Mortgage rates are expected to fall to 5.4% by the end of 2023, the banking group projects | Techy Kings



After more than doubling this year, mortgage rates are expected to retreat in 2023, according to the latest forecast from the Mortgage Bankers Association.

MBA economists also said they expect the US to enter a recession in the first part of next year which will be driven by tighter financial conditions, reduced business investment and slower growth globally. This will in turn push the unemployment rate up from 3.5% to 5.5% by the end of next year, according to forecasts.

“Next year will be very challenging for the US and the global economy,” said Mike Fratantoni, chief economist and senior vice president for industry research and technology. “A sharp increase in interest rates this year – a result of the Federal Reserve’s efforts to slow inflation, will lead to an equally sharp slowdown in the economy, matching the current downturn in the housing market.”

But the bottom line for homebuyers is that mortgage rates are expected to drop next year, Fratantoni said. MBA predicts mortgage rates will end in 2023 at around 5.4%. The average rate for a 30-year fixed-rate mortgage is currently 6.94%, according to Freddie Mac.

Fratantoni warned that mortgage rates will still face a lot of volatility in the future moon since the Fed is expected to continue raising interest rates this year.

Finally, the Fed’s continued efforts to tame inflation will slow homebuyer demand for mortgages in 2023, according to forecasts.

Total mortgage originations are expected to decline to $2.05 trillion in 2023 from the $2.26 trillion expected in 2022, according to the MBA. Forecasts call for mortgage purchases to fall 3% next year, while refinancing volumes are expected to decline by 24%.

Weakness in housing activity and higher mortgage rates will reduce the rate of house price growth, according to MBA. Forecasts project the country’s house prices to be roughly flat in 2023 and 2024.

“This will allow household incomes some much-needed time to catch up with high property values,” said Joel Kan, vice president, deputy chief economist at MBA. “However, many local markets will see a decline in home prices, although national price measures remain largely unchanged.”

Kan said first-time home buyers will account for the majority of housing demand over the next few years. But as more homeowners stay put, unwilling to give up their ultra-low mortgage rates, that means fewer starter homes are available.

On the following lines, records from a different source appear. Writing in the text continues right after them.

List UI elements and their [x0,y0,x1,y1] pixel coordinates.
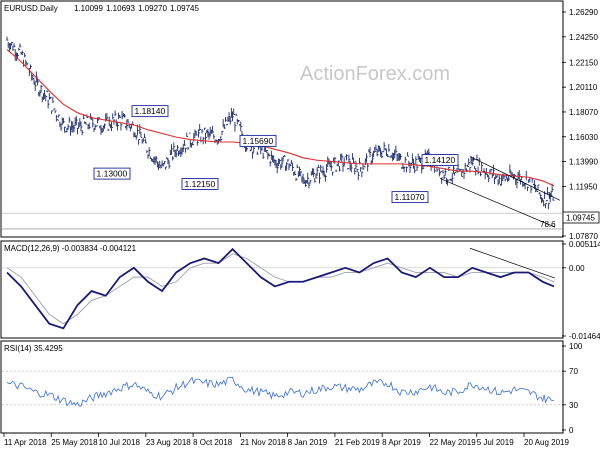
price-tick-label: 1.26290 [569,8,598,17]
last-price-tag: 1.09745 [562,211,600,224]
price-annotation-label: 1.14120 [425,155,456,165]
price-annotation: 1.11070 [391,191,429,204]
price-panel-frame [0,0,564,238]
x-tick-label: 11 Apr 2018 [4,438,47,447]
last-price-label: 1.09745 [566,214,595,223]
price-annotation-box [239,134,277,147]
price-annotation-box [181,178,219,190]
rsi-tick-label: 30 [569,401,578,410]
rsi-axis: 100 70 30 0 [562,342,583,435]
rsi-tick-label: 0 [569,426,574,435]
macd-line [6,247,555,330]
price-tick-label: 1.11950 [569,182,598,191]
x-tick-label: 8 Jan 2019 [288,438,328,447]
x-tick-label: 8 Oct 2018 [193,438,233,447]
x-tick-label: 5 Jul 2019 [477,438,514,447]
price-tick-label: 1.18070 [569,108,598,117]
price-annotation-box [131,105,169,118]
x-tick-label: 21 Nov 2018 [240,438,286,447]
x-tick-label: 25 May 2018 [51,438,98,447]
price-tick-label: 1.24250 [569,33,598,42]
rsi-line [6,376,555,407]
price-annotation-label: 1.13000 [97,169,128,179]
price-annotation-label: 1.15690 [243,136,274,146]
watermark: ActionForex.com [300,63,450,85]
macd-label: MACD(12,26,9) -0.003834 -0.004121 [4,244,137,253]
price-layer: 78.61.181401.130001.121501.156901.141201… [2,36,562,230]
price-tick-label: 1.16030 [569,133,598,142]
price-axis: 1.26290 1.24250 1.22150 1.20110 1.18070 1.160… [562,8,598,241]
x-tick-label: 20 Aug 2019 [524,438,569,447]
price-annotation-box [93,167,131,180]
ohlc-open: 1.10099 [74,4,103,13]
x-tick-label: 22 May 2019 [429,438,476,447]
macd-axis: 0.005114 0.00 -0.014647 [562,240,600,341]
x-tick-label: 8 Apr 2019 [382,438,421,447]
rsi-tick-label: 70 [569,367,578,376]
price-annotation-label: 1.11070 [395,192,425,202]
channel-line [439,178,556,228]
macd-tick-label: 0.005114 [569,240,600,249]
price-annotation: 1.15690 [239,134,277,147]
price-annotation-label: 1.12150 [185,179,216,189]
moving-average-line [6,49,555,187]
rsi-label: RSI(14) 35.4295 [4,344,63,353]
x-tick-label: 21 Feb 2019 [335,438,380,447]
x-tick-label: 10 Jul 2018 [99,438,141,447]
rsi-layer [2,370,562,407]
ohlc-high: 1.10693 [106,4,135,13]
price-tick-label: 1.07870 [569,232,598,241]
macd-panel-frame [0,240,564,339]
macd-tick-label: 0.00 [569,264,585,273]
ohlc-low: 1.09270 [138,4,167,13]
rsi-tick-label: 100 [569,342,583,351]
x-tick-label: 23 Aug 2018 [146,438,191,447]
x-axis: 11 Apr 2018 25 May 2018 10 Jul 2018 23 Aug … [3,433,569,447]
rsi-panel-frame [0,340,564,434]
price-tick-label: 1.22150 [569,58,598,67]
chart-title-symbol: EURUSD.Daily [4,4,58,13]
ohlc-header: 1.10099 1.10693 1.09270 1.09745 [74,4,199,13]
price-annotation-box [391,191,429,204]
macd-tick-label: -0.014647 [569,332,600,341]
price-annotation: 1.13000 [93,167,131,180]
channel-line [469,156,561,201]
price-annotation-label: 1.18140 [135,106,166,116]
price-annotation-box [421,154,459,166]
macd-trend-line [469,247,556,279]
price-tick-label: 1.13990 [569,158,598,167]
price-tick-label: 1.20110 [569,83,598,92]
ohlc-close: 1.09745 [170,4,199,13]
price-annotation: 1.14120 [421,154,459,166]
macd-signal-line [6,253,555,325]
price-annotation: 1.12150 [181,178,219,190]
macd-layer [2,247,562,330]
price-annotation: 1.18140 [131,105,169,118]
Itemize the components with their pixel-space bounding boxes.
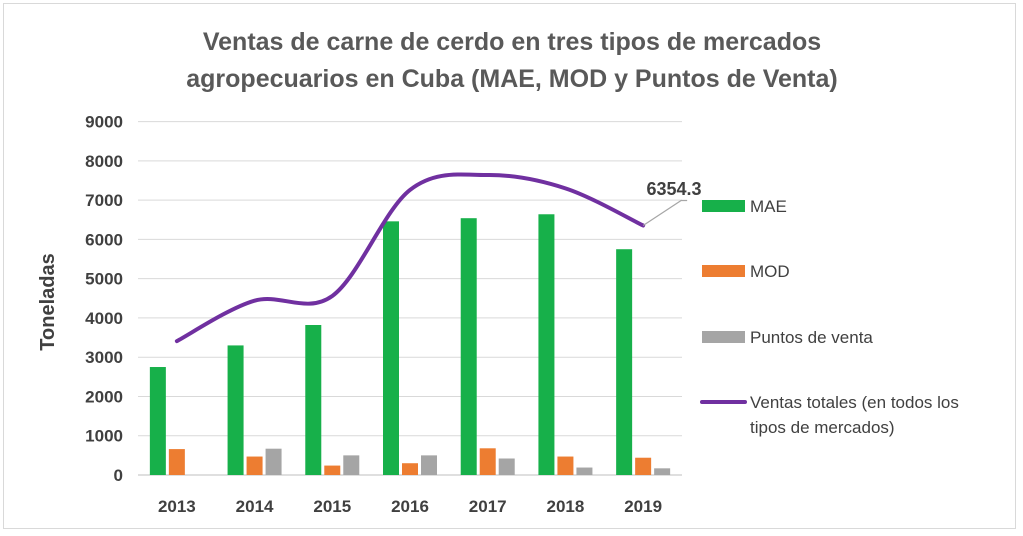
total-sales-line-path [174, 172, 646, 344]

And the combination of a low inventory of homes for sale and slow new construction activity means housing supply is likely to remain limited.

As the broader level of unemployment rises during the recession, mortgage delinquencies, which are currently at low levels, will also rise, the MBA projects.

“The nation’s mortgage delinquency rate hit a record low in the second quarter of 2022, but will likely increase with the increase in unemployment and destruction caused by Hurricane Ian in Florida, South Carolina, and other nearby states,” said Marina Walsh, vice president of industry analysis. .

He also said that amid this slowdown, the mortgage industry will be affected.

“Original numbers have declined, revenues have declined, and expenses continue to rise,” Walsh said. “Lenders have begun to shrink excess capacity by reducing staffing levels, exiting less profitable channels or exiting the business entirely.”

MBA estimates that a 25% to 30% reduction in mortgage industry employment from peak to trough will need to occur, given the decline in production volume from record levels in 2020 and 2021.